We end up choosing the following features for our baseline:
- Month (broken down from release_date)
- Year (broken down from release_date)
- Popularity
- Vote Count (tmdb)
- Vote Average
- Original_language
- Director
- Votes (imdb)
- Certificate
- Stunt performer
- Special effects department
- Top 2 keywords per genre (we looked at the keyword count per genre, and pick out the top 2 for each genre)

We decided to include the number of stunt performers and number of people in the special effects department as these could be indicators of genres such as 'Action' and 'Adventure'. In addition the movie certificate could be an indicator of genres such as 'Horror' and 'Action'. 

**Next steps to add more features:**

We can improve the way we reduce the dimensionality of the keywords (instead of just choosing top 2 per genre) by doing the following:

- Use all the keywords, then run PCA for each genre
- We can model input as each keyword, and output as genre. Then, we can run a Random Forest classifier on this data from which  we can find the most important features (or most important keywords) that are indicative of genre. This is better than just picking the top 2 keywords, because some genres may be best predicted not just by the *presence of predictors* but by also the *absence of predictors*.

We can also use the overview, which is a sentence of text: 

- We can tokenize overview, and run sentiment analysis to predict if the overview is positive or negative, and use this as a feature.

We can also create a new predictor based on the cluster group done on all the keywords:

- We run PCA on the all the keywords to reduce dimensionality
- Run multiple types of clustering (PAM, Fuzzy, etc.) and figure the optimal number of clusters using GAP, Elbow plots and Average Silhouette Method
- The new predictor will be the cluster group number that this movie belongs to. By using multiple types of clustering we can get multiple predictors.

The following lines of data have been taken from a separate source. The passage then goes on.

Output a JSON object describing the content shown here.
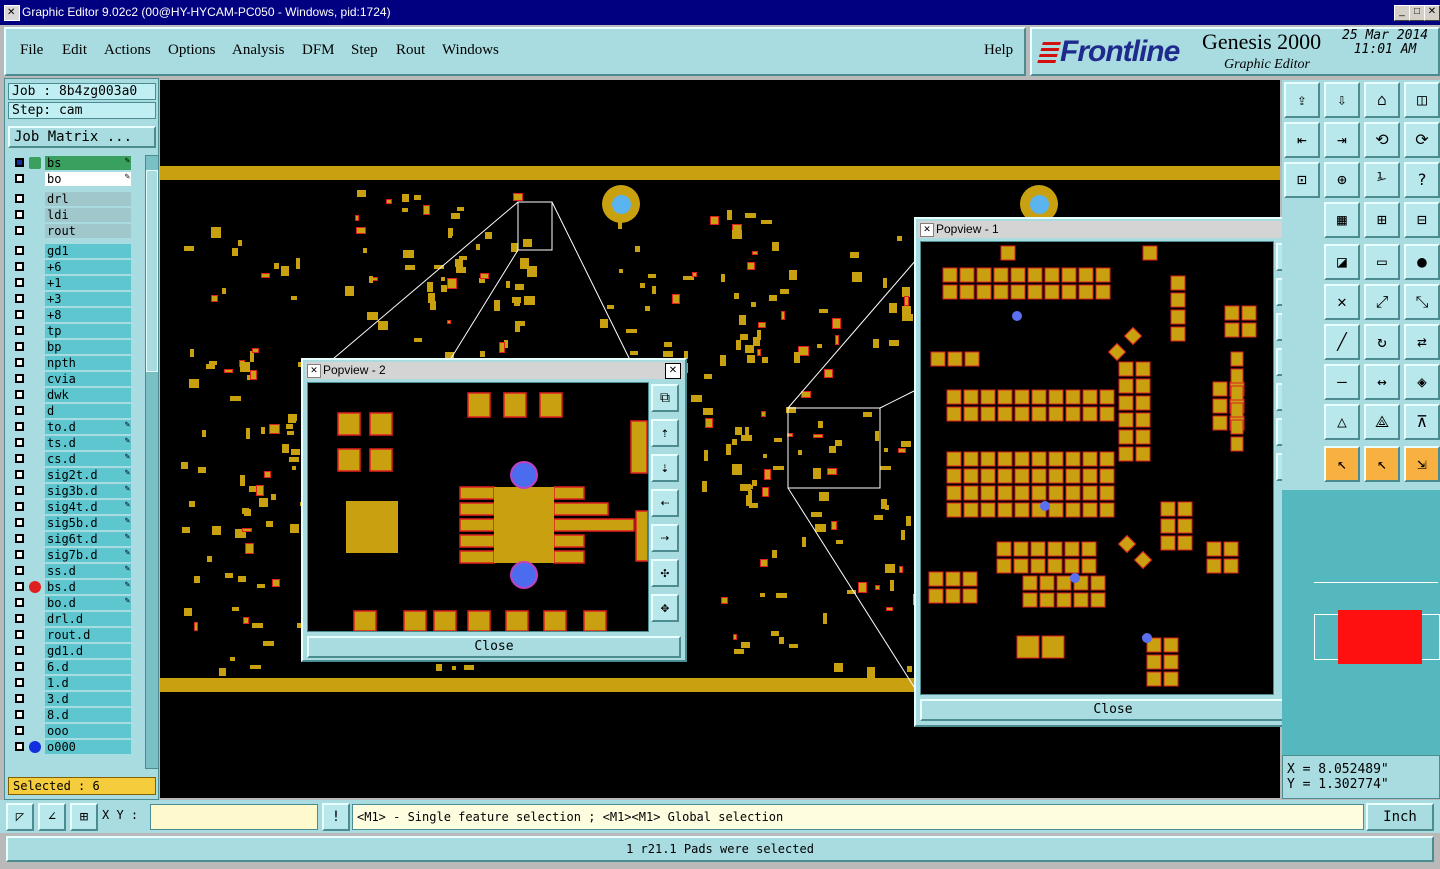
{
  "window": {
    "title": "Graphic Editor 9.02c2 (00@HY-HYCAM-PC050 - Windows, pid:1724)",
    "minimize": "_",
    "maximize": "□",
    "close": "✕"
  },
  "menu": {
    "items": [
      "File",
      "Edit",
      "Actions",
      "Options",
      "Analysis",
      "DFM",
      "Step",
      "Rout",
      "Windows"
    ],
    "help": "Help"
  },
  "brand": {
    "logo": "Frontline",
    "product": "Genesis 2000",
    "subtitle": "Graphic Editor",
    "date": "25 Mar 2014",
    "time": "11:01 AM"
  },
  "left": {
    "job": "Job : 8b4zg003a0",
    "step": "Step: cam",
    "job_matrix": "Job Matrix ...",
    "selected": "Selected : 6",
    "layers": [
      {
        "name": "bs",
        "style": "green",
        "dot": "icon",
        "pen": true
      },
      {
        "name": "bo",
        "style": "white",
        "dot": "",
        "pen": true
      },
      {
        "name": "drl",
        "style": "light",
        "dot": "",
        "pen": false,
        "gap": true
      },
      {
        "name": "ldi",
        "style": "light",
        "dot": "",
        "pen": false
      },
      {
        "name": "rout",
        "style": "light",
        "dot": "",
        "pen": false
      },
      {
        "name": "gd1",
        "style": "",
        "dot": "",
        "pen": false,
        "gap": true
      },
      {
        "name": "+6",
        "style": "",
        "dot": "",
        "pen": false
      },
      {
        "name": "+1",
        "style": "",
        "dot": "",
        "pen": false
      },
      {
        "name": "+3",
        "style": "",
        "dot": "",
        "pen": false
      },
      {
        "name": "+8",
        "style": "",
        "dot": "",
        "pen": false
      },
      {
        "name": "tp",
        "style": "",
        "dot": "",
        "pen": false
      },
      {
        "name": "bp",
        "style": "",
        "dot": "",
        "pen": false
      },
      {
        "name": "npth",
        "style": "",
        "dot": "",
        "pen": false
      },
      {
        "name": "cvia",
        "style": "",
        "dot": "",
        "pen": false
      },
      {
        "name": "dwk",
        "style": "",
        "dot": "",
        "pen": false
      },
      {
        "name": "d",
        "style": "",
        "dot": "",
        "pen": false
      },
      {
        "name": "to.d",
        "style": "",
        "dot": "",
        "pen": true
      },
      {
        "name": "ts.d",
        "style": "",
        "dot": "",
        "pen": true
      },
      {
        "name": "cs.d",
        "style": "",
        "dot": "",
        "pen": true
      },
      {
        "name": "sig2t.d",
        "style": "",
        "dot": "",
        "pen": true
      },
      {
        "name": "sig3b.d",
        "style": "",
        "dot": "",
        "pen": true
      },
      {
        "name": "sig4t.d",
        "style": "",
        "dot": "",
        "pen": true
      },
      {
        "name": "sig5b.d",
        "style": "",
        "dot": "",
        "pen": true
      },
      {
        "name": "sig6t.d",
        "style": "",
        "dot": "",
        "pen": true
      },
      {
        "name": "sig7b.d",
        "style": "",
        "dot": "",
        "pen": true
      },
      {
        "name": "ss.d",
        "style": "",
        "dot": "",
        "pen": true
      },
      {
        "name": "bs.d",
        "style": "",
        "dot": "#e02020",
        "pen": true
      },
      {
        "name": "bo.d",
        "style": "",
        "dot": "",
        "pen": true
      },
      {
        "name": "drl.d",
        "style": "",
        "dot": "",
        "pen": false
      },
      {
        "name": "rout.d",
        "style": "",
        "dot": "",
        "pen": false
      },
      {
        "name": "gd1.d",
        "style": "",
        "dot": "",
        "pen": false
      },
      {
        "name": "6.d",
        "style": "",
        "dot": "",
        "pen": false
      },
      {
        "name": "1.d",
        "style": "",
        "dot": "",
        "pen": false
      },
      {
        "name": "3.d",
        "style": "",
        "dot": "",
        "pen": false
      },
      {
        "name": "8.d",
        "style": "",
        "dot": "",
        "pen": false
      },
      {
        "name": "ooo",
        "style": "",
        "dot": "",
        "pen": false
      },
      {
        "name": "o000",
        "style": "",
        "dot": "#1030e0",
        "pen": false
      }
    ]
  },
  "popview2": {
    "title": "Popview - 2",
    "close": "Close"
  },
  "popview1": {
    "title": "Popview - 1",
    "close": "Close"
  },
  "coords": {
    "x": "X = 8.052489\"",
    "y": "Y = 1.302774\""
  },
  "bottom": {
    "xy_label": "X Y :",
    "xy_value": "",
    "hint": "<M1> - Single feature selection ; <M1><M1> Global selection",
    "unit": "Inch",
    "status": "1 r21.1 Pads were selected"
  },
  "colors": {
    "copper": "#c8a010",
    "panel": "#a8dce0",
    "highlight": "#e02020",
    "via": "#5ab4f0"
  }
}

## Discussion about the imbalanced nature of the data and how you want to address it

The genre 'TV Movie' only appeared 1.5% of the time, while the genre 'Drama' appeared 45.8% of the time. Specifically, these are the number of movies for each genre: 

- ‘Action’: 2648,
- ‘Adventure’: 1667,
- ‘Animation’: 865,
- ‘Comedy’: 3675,
- ‘Crime’: 1501,
- ‘Documentary’: 306,
- ‘Drama’: 5505,
- ‘Family’: 1102,
- ‘Fantasy’: 995,
- ‘History’: 453,
- ‘Horror’: 1456,
- ‘Music’: 337,
- ‘Mystery’: 845,
- ‘Romance’: 1991,
- ‘Science Fiction’: 1220,
- ‘TV Movie’: 183,
- ‘Thriller’: 2977,
- ‘War’: 376,
- ‘Western’: 214

Hence the data is imbalanced, and we will oversample the minority genres, and undersample the majority genres. Given that there are 12,015 movies and 19 genres, we could aim for about 632 movies per genre. Hence, we bootstrap with replacement each genre to get 632 movies for that genre, such that we will end up with the approximately the same number of movies (12,008).

## How do you sample your data, how many samples, and why?

As stated above, we will use a mixture of oversampling and undersampling on genres to get balanced data on genres. To split our data into train and test, we will use a stratified 60-40 split into train and test.

With this, we can run a multi-layer perceptron on the above features, with a few hidden layers with ReLU activation functions, and a final output layer with 19 output features (one for each genre), and a sigmoid activaton function to get a probability of each genre. We'll use adam, a variant of SGD, and the cross-entropy loss function to train our neural network. We can then use GridSearchCV to tune the hyperparameters: batch_size, epochs, number of neurons in the hidden layers, etc.